Geçmiş yıllarda SMA hastalığını bebeklikte ortaya çıkması ortalama 2 iki yıllık bir yaşam süresi demekti. Fakat günümüzde tıp uzmanları SMA hastalığını bir süreç olarak kabul etmekte ve hastalığın seyri açısından bu tür tahminlerin doğru olmadığını söylemektedirler.  Yine de hala SMA bebeklerde genetik kaynaklı en fazla görülen ölüm nedenidir.
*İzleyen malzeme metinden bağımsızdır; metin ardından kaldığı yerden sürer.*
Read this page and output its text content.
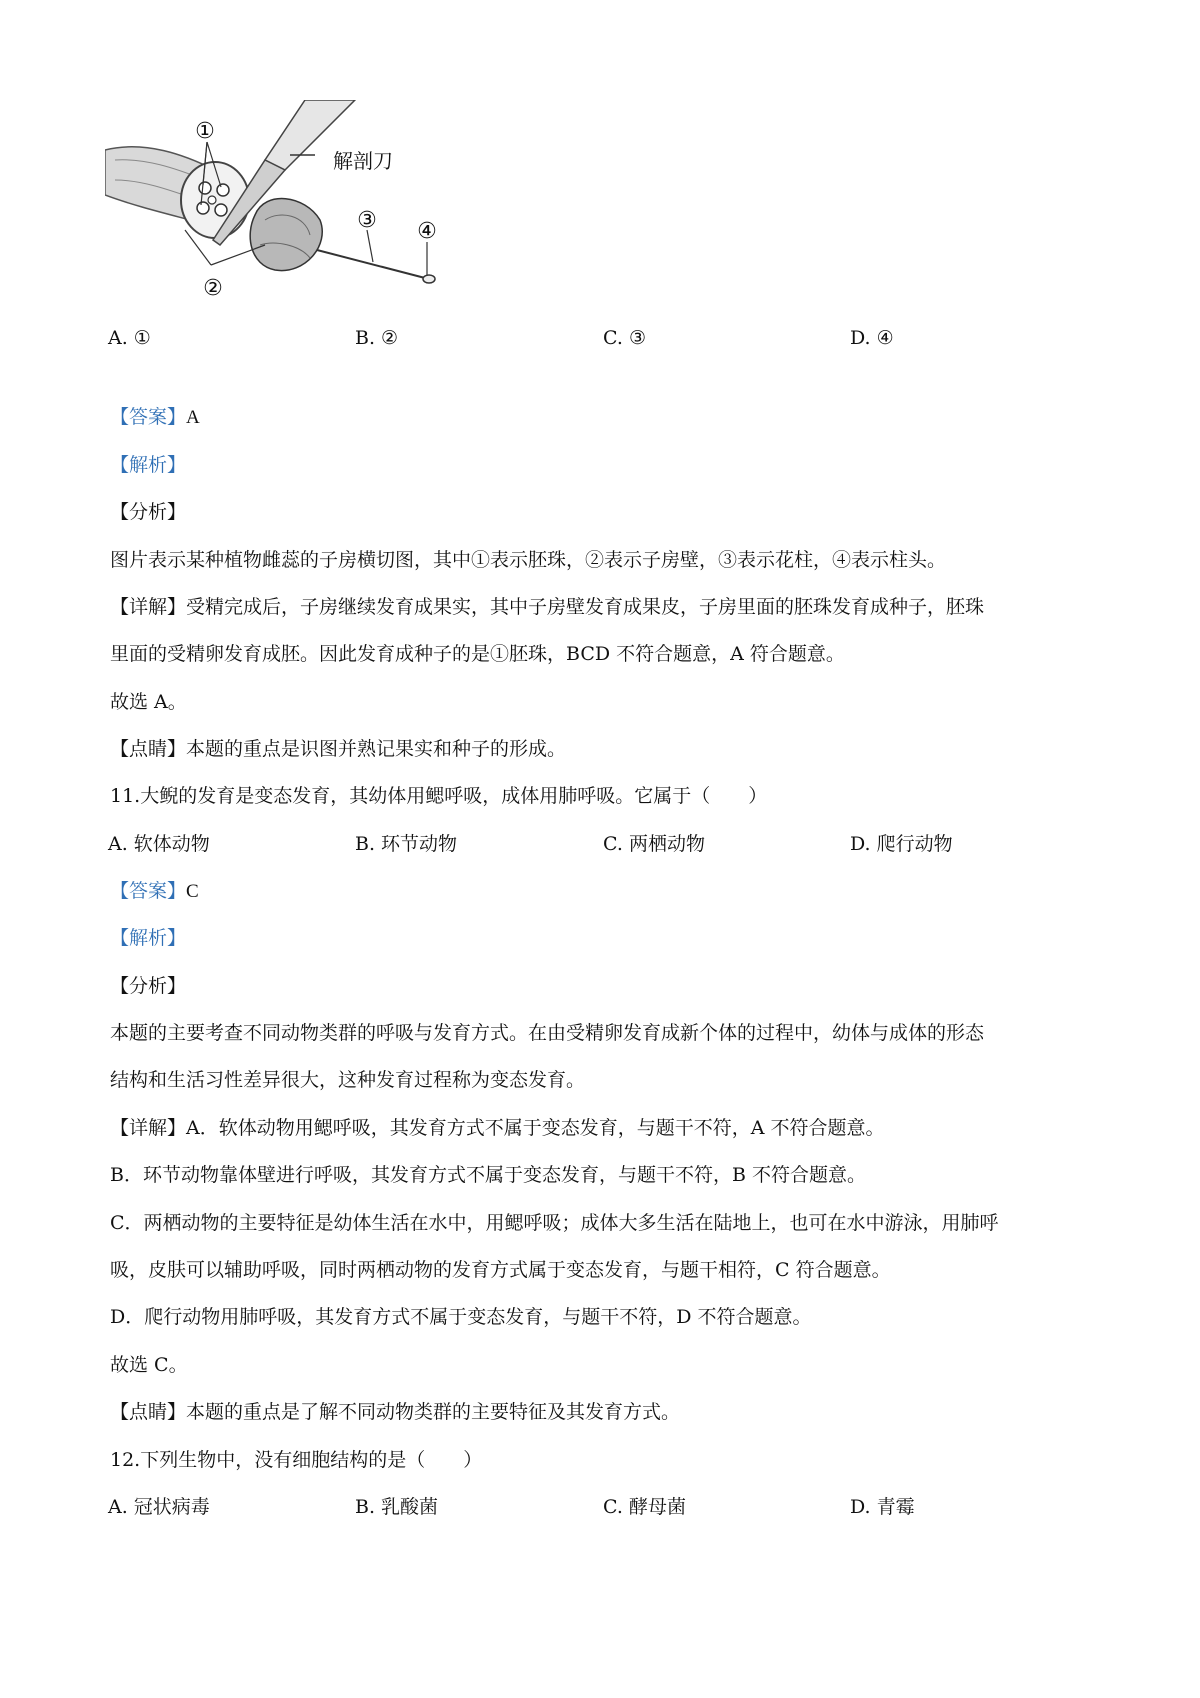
①
②
③ ④
解剖刀
A. ①	B. ②	C. ③	D. ④
【答案】A
【解析】
【分析】
图片表示某种植物雌蕊的子房横切图，其中①表示胚珠，②表示子房壁，③表示花柱，④表示柱头。
【详解】受精完成后，子房继续发育成果实，其中子房壁发育成果皮，子房里面的胚珠发育成种子，胚珠
里面的受精卵发育成胚。因此发育成种子的是①胚珠，BCD 不符合题意，A 符合题意。
故选 A。
【点睛】本题的重点是识图并熟记果实和种子的形成。
11.大鲵的发育是变态发育，其幼体用鳃呼吸，成体用肺呼吸。它属于（　　）
A. 软体动物	B. 环节动物	C. 两栖动物	D. 爬行动物
【答案】C
【解析】
【分析】
本题的主要考查不同动物类群的呼吸与发育方式。在由受精卵发育成新个体的过程中，幼体与成体的形态
结构和生活习性差异很大，这种发育过程称为变态发育。
【详解】A．软体动物用鳃呼吸，其发育方式不属于变态发育，与题干不符，A 不符合题意。
B．环节动物靠体壁进行呼吸，其发育方式不属于变态发育，与题干不符，B 不符合题意。
C．两栖动物的主要特征是幼体生活在水中，用鳃呼吸；成体大多生活在陆地上，也可在水中游泳，用肺呼
吸，皮肤可以辅助呼吸，同时两栖动物的发育方式属于变态发育，与题干相符，C 符合题意。
D．爬行动物用肺呼吸，其发育方式不属于变态发育，与题干不符，D 不符合题意。
故选 C。
【点睛】本题的重点是了解不同动物类群的主要特征及其发育方式。
12.下列生物中，没有细胞结构的是（　　）
A. 冠状病毒	B. 乳酸菌	C. 酵母菌	D. 青霉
SMA hastalığını bütün belirtilerini toplamak gerekirse;  Motor gelişim eksikliğine yol açan zayıf kaslar ve güçsüzlük, azalmış refleksler, sık düşme, ellerde titreme, baş kontrolünü sağlayamama, beslenme güçlüğü, cılız ses ve zayıf öksürük, dil seğirmesi kramp ve yürüme yeteneği kaybı, yaşıtlarından geri kalma oturma, ayakta durma ve yürümede zorluk gibi sıralamak mümkündür.

İlginizi çekebilecek diğer yazılarımız: Akdeniz Ateşi Hastalığı nedir?

SMA HASTALIĞININ TİPLERİ

SMA hastalığının 4 farklı tipi vardır. Bu tip sınıflandırması hastalığın başladığı yaşı ve yapabildiği hareketleri temsil eder. SMA’nın belirtilerin gösterdiği yaş ne kadar ileri yaş olursa o kadar iyidir. Çünkü hastalığın seyri o kadar hafif ilerler.

TİP 1 SMA

6 aylık ve daha küçük bebeklerde belirti görülürse bu tip-1 SMA demektir. En ağır olan tip budur. Tip-1’de gebeliğin son zamanlarında bebek hareketlerinin yavaşlaması gözlenebilir. Hipotonik bebek de denebilen tip-1 SMA hastalarının en büyük belirtisi hareket azlığı, baş kontrolünün olmaması ve genellikle sık karşılaşılan solunum yolu enfeksiyonudur.

Bu enfeksiyon sonucunda bebeklerin akciğer kapasitelerinde daralma meydana gelir. Bir süre sonra nefes solunum desteği almak zorunda kalır. Bebeklerde aynı zamanda yutma, emme gibi temel becerileri bulunmayan bebeklerin, kol ve bacakları hareket etmemeye başlar. İletişimlerini sadece anlamlı bakışları ile göz kontağı kurarak sağlayabilirler. Tıp-1 SMA, bebek ölülerinin dünyada en sık görülen sebebidir.

TİP-2 SMA

6-18 ay bebeklerde görülür. Bu döneme kadar bebeğin gelişimi normalken bu dönemde belirtiler oluşmaya başlar. Tip-2 hastaları başlarını kontrol edebilir ve tek başlarına oturabilirler. Ancak desteksiz ayakta duramaz ve yürüyemezler. Kendi başlarına doğrulamazlar. Ellerde titreme, güçsüzlük kilo alamama ve öksürük gözlemlenebilir. Skolyoz denilen omurilik eğirildikleri de görülebilmektedir. Bu tipteki hastalarda genellikle solunum yolu enfeksiyonu olabilmektedir.

TİP-3 SMA

Bu tipteki hastalarda belirtiler 18. Aydan itibaren başlar. Bu döneme kadar gelişmeleri normaldir. Hatta SMA belirtilerinin fark edilmesi ergenlik dönemini bulabilir. Bu tipteki SMA hastalarının gelişimi yaşıtlarından yavaş kalır. Hastalığın ilerlemesi ile kaç güçsüzlükleri, ayağa kalkmakta zorluk, merdiven çıkamama, ani kramp girmesi, koşamama ve sık sık düşme görülür.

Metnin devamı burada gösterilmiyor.